Apple Tree Ceramics
by Carolyn Horan

Pit Firing Process

Pit fired pottery




This finished piece was thrown on a wheel and then hand-burnished with a smooth stone twice during the drying process. Once bone dry, the piece was covered with oil and burnished a third time. The piece was then bisque fired in the kiln.


Carolyn placing pots in the pit.


My pit is 3ft wide, 6ft long and 3ft deep. The pit is lined with hardwood sawdust and then the pieces are nestled in the sawdust (which results in a black finish) or strategically placed around and on top of each other so they will all be exposed to the fumes from the fire. Copper carbonate is sprinkled around and lightly over the pots. Salt is sprinkled in the sawdust around the pots carefully as it should not touch the pots. Seaweed, cow manure and other chemicals or vegetation may be added depending on what is available.

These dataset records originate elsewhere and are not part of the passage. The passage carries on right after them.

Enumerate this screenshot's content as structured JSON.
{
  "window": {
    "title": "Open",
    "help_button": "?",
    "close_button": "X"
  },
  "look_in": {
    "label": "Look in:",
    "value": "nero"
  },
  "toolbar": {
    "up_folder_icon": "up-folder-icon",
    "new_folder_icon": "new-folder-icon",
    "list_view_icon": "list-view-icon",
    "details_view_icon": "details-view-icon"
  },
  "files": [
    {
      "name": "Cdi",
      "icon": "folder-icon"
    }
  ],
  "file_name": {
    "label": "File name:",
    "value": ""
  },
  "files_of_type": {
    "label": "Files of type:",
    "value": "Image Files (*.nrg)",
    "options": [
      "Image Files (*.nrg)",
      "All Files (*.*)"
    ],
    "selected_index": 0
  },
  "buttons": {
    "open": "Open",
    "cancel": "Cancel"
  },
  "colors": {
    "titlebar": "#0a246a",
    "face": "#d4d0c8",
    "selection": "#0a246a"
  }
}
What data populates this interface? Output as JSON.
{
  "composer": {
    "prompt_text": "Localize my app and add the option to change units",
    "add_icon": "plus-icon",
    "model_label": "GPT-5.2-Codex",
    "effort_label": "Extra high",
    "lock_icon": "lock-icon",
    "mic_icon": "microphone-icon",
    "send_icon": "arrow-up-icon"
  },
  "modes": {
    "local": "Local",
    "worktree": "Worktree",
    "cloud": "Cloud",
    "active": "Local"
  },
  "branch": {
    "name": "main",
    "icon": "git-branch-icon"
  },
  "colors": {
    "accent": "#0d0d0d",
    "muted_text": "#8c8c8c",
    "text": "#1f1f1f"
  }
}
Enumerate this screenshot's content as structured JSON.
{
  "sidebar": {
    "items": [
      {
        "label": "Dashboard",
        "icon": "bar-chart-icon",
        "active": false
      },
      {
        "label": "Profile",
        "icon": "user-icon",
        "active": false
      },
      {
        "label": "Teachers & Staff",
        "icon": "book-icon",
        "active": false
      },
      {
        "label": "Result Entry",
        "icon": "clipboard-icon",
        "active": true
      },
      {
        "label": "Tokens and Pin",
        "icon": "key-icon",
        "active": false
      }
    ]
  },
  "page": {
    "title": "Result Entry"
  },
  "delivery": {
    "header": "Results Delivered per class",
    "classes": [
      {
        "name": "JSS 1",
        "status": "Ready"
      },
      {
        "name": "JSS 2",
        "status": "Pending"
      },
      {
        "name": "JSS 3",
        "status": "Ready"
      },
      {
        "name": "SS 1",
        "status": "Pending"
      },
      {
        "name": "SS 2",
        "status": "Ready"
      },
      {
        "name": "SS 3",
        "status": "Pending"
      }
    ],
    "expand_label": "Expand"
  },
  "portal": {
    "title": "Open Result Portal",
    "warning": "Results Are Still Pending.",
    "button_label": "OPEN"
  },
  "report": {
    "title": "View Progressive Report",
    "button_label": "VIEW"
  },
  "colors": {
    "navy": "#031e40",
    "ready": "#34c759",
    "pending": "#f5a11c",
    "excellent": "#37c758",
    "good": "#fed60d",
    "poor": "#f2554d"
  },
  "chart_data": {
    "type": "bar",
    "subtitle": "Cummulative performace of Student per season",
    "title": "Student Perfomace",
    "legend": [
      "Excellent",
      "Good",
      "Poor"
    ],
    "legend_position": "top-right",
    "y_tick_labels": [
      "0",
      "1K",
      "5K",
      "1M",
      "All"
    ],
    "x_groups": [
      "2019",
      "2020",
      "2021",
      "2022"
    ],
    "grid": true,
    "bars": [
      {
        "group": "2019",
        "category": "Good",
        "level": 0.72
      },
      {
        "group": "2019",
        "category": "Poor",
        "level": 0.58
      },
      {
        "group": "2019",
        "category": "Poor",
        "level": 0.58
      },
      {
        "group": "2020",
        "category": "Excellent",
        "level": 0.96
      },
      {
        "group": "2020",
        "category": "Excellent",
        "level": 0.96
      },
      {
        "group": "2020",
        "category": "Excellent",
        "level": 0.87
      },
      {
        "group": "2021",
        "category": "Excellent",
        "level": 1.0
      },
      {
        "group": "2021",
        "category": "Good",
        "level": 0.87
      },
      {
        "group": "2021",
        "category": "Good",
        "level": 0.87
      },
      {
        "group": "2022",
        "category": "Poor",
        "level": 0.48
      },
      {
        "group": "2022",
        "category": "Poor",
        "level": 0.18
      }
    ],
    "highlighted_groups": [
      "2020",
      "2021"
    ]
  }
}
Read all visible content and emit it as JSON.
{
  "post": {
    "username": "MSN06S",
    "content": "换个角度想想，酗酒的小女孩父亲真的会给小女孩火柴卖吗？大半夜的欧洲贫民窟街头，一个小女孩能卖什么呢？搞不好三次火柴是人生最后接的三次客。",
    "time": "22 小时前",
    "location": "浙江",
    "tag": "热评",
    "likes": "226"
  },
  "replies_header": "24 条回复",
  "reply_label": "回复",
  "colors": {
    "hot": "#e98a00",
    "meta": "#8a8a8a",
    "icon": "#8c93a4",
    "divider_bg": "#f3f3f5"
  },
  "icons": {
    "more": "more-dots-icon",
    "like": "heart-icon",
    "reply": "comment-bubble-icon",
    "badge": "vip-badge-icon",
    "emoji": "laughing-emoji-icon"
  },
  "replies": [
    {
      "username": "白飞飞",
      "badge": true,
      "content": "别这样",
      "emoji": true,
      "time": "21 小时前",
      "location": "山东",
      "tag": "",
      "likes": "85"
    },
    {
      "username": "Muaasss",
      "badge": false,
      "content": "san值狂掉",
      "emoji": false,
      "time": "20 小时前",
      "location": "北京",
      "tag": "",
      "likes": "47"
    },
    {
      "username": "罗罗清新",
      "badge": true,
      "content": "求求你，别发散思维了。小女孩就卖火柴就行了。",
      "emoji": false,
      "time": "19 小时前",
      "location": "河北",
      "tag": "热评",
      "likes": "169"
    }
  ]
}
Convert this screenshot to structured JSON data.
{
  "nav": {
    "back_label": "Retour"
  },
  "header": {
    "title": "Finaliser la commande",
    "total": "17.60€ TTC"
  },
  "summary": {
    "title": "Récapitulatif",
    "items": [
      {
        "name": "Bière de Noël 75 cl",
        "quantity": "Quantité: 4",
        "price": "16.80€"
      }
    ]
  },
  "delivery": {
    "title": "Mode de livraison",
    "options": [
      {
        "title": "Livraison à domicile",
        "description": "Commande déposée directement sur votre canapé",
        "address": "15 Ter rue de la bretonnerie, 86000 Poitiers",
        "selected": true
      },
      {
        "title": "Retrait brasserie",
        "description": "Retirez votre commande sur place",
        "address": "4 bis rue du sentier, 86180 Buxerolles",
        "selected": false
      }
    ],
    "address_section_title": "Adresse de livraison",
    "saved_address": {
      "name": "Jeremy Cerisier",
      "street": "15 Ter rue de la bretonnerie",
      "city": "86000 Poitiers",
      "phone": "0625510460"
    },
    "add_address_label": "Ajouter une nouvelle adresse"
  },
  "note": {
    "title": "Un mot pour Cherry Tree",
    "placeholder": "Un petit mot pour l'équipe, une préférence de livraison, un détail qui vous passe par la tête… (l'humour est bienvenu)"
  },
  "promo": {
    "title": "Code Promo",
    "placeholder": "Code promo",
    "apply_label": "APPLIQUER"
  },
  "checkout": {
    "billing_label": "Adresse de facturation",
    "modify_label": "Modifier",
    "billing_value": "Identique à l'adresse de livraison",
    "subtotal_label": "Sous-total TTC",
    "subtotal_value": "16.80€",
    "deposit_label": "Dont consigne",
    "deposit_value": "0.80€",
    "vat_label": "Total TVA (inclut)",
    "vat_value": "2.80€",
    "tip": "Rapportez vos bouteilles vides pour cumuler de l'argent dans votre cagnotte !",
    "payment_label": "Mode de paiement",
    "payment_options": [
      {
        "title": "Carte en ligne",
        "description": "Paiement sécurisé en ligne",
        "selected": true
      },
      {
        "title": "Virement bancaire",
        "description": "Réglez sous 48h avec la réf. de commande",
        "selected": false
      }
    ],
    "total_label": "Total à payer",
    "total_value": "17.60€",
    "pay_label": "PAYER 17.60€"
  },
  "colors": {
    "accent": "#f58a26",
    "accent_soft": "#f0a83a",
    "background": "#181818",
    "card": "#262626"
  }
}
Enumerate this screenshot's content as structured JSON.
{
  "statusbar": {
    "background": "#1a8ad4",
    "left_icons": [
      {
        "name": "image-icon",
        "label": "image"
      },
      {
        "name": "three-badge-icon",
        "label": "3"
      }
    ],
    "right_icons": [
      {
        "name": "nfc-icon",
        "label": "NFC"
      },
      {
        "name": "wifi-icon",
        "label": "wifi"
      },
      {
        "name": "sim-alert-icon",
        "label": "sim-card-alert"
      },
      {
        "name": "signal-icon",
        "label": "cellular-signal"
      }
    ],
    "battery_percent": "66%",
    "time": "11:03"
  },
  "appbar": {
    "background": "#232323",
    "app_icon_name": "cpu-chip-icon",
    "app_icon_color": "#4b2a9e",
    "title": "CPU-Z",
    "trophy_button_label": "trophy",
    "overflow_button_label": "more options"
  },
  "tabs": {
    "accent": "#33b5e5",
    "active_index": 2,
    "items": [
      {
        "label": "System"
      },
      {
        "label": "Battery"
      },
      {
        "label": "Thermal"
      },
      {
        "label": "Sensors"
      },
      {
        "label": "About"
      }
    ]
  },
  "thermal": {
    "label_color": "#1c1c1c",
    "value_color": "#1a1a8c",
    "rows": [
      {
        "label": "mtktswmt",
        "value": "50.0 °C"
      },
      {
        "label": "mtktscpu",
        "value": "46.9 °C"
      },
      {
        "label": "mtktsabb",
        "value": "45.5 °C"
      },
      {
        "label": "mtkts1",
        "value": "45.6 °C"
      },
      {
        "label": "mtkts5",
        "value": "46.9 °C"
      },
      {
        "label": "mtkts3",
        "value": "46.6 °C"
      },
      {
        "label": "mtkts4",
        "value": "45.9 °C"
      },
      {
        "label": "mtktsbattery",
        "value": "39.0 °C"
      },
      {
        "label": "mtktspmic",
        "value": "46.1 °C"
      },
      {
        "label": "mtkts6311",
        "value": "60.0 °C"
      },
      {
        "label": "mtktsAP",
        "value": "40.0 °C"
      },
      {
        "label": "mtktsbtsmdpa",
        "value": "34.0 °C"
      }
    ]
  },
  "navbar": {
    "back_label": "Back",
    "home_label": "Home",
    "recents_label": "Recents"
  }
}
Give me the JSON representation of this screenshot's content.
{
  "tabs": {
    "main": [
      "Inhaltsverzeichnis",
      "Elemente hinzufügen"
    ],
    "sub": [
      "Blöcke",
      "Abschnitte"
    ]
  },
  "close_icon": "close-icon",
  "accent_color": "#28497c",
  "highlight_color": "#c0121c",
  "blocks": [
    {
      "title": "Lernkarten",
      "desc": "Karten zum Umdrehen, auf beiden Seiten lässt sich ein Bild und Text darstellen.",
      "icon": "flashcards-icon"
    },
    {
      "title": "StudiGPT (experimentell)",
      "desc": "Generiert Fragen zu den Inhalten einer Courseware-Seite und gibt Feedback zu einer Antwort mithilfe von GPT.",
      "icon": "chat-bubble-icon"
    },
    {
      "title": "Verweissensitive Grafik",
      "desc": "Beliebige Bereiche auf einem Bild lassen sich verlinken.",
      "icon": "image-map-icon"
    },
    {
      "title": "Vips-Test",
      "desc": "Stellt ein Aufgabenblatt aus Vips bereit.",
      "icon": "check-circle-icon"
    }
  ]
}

Covering the lite fire pit.





The pit is filled with kindling, paper and larger pieces of hardwood and set on fire. After the wood begins burning well you can control the drafts etc. with sheet metal covers. Colors on the pieces are created spontaneously by the action of the fire as it burns and cools. No glazes are used.

The fired pots still in the pit.







About eight hours later the pots are ready to be removed from the ashes.